Schema drift between PDF versions poisons measures without errors

The most dangerous failure mode with PDF extraction is not a failed refresh — it is a successful one that loads structurally wrong data. Consider a monthly report where the vendor adds a new column between "Net Amount" and "Tax Amount." The PDF connector re-infers the table and assigns new column names. If the new column is "Discount Amount," the old "Tax Amount" column might now be mapped to what Power Query calls Column6 instead of its promoted header name.

Your DAX measure SUM('VendorData'[Tax Amount]) still runs. It sums whatever column still carries that header. If the header promotion shifted, it might now be summing the discount values, or the column might contain nulls from a misaligned parse. No error fires. The visual renders. The number is wrong.

To defend against this, add explicit schema validation steps in your M query:

let
    Source = Pdf.Tables(File.Contents(filePath)),
    Table1 = Source{[Id="Table1"]}[Data],
    Promoted = Table.PromoteHeaders(Table1),
    ExpectedColumns = {"Vendor", "Net Amount", "Tax Amount", "Total"},
    ActualColumns = Table.ColumnNames(Promoted),
    SchemaValid = List.ContainsAll(ActualColumns, ExpectedColumns),
    Validated = if SchemaValid then Promoted
               else error Error.Record("Schema Mismatch",
                    "Expected columns missing: " &
                    Text.Combine(List.Difference(ExpectedColumns, ActualColumns), ", "))
in
    Validated

This forces the refresh to fail with a descriptive error when columns drift.
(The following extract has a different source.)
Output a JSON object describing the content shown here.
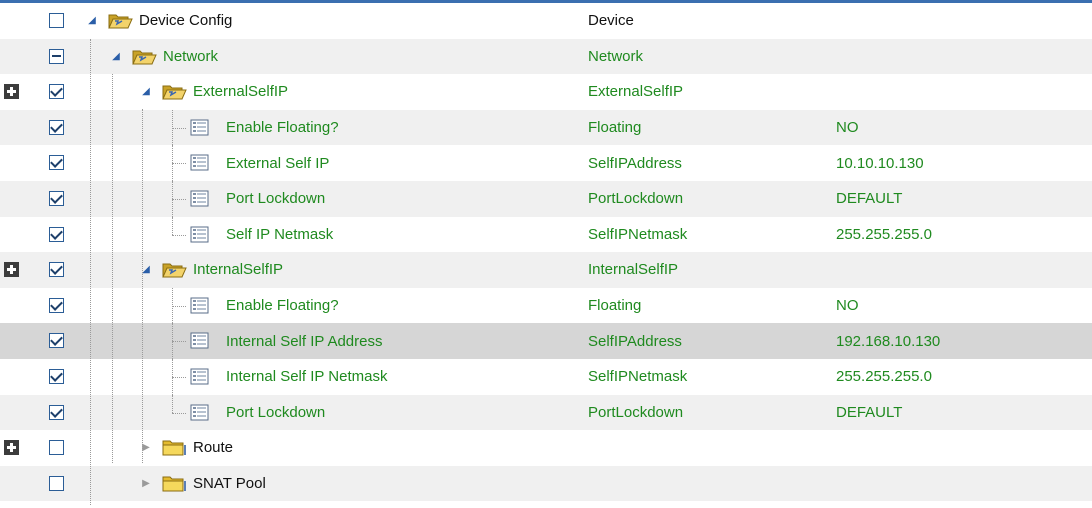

A failed refresh is far better than a successful refresh with corrupted data — the failed refresh gets noticed, the corrupted data sits in a dashboard for days until someone questions the numbers in a Monday morning meeting.

For datasets where the PDF source changes structure frequently, consider computing row-count and column-count checksums during each refresh and logging them to a separate tracking table. A sudden drop in row count from 500 to 12 is a reliable signal that the parser misidentified the table boundaries.

Move parsing upstream and monitor the refresh outcome downstream

The reliable architecture for PDF-to-Power BI pipelines separates three concerns: file acquisition, structural parsing, and dataset refresh. Each can fail independently, and each needs its own monitoring.

File acquisition means getting the PDF into a location your pipeline can reach. Whether that is a SharePoint document library, an Azure Blob container, or an SFTP drop, build a check that confirms the file arrived and has a non-zero byte size before triggering the parse. Azure Data Factory supports event-based triggers on Blob Storage that fire when a new file lands. For SharePoint, a Logic App or Power Automate flow can watch a library folder and copy the file to Blob Storage.

Structural parsing runs in a compute environment you control — a Databricks notebook, an ADF mapping data flow, or an Azure Function running pdfplumber. This step should validate the output schema, assert minimum row counts, and write to a staging area in a format Power BI handles natively: Parquet, Delta Lake, or a SQL table.

Dataset refresh is the final mile. With the parsed data already sitting in a clean tabular format, the Power BI refresh becomes a standard import or DirectQuery operation. The gateway supports it, scheduled refresh works, and incremental refresh policies can apply if the staging table is partitioned by date.

MetricSign monitors this final stage. When a Power BI dataset refresh fails — or succeeds but arrives late relative to its schedule — MetricSign raises a refresh_delayed signal with the exact error context from the Power BI Service API. For PDF-sourced datasets where the real risk is silent schema drift rather than outright failure, pairing the M-level schema validation from the previous section with MetricSign's refresh monitoring closes the gap: the validation forces a visible failure, and MetricSign ensures that failure reaches the right person within minutes, not days.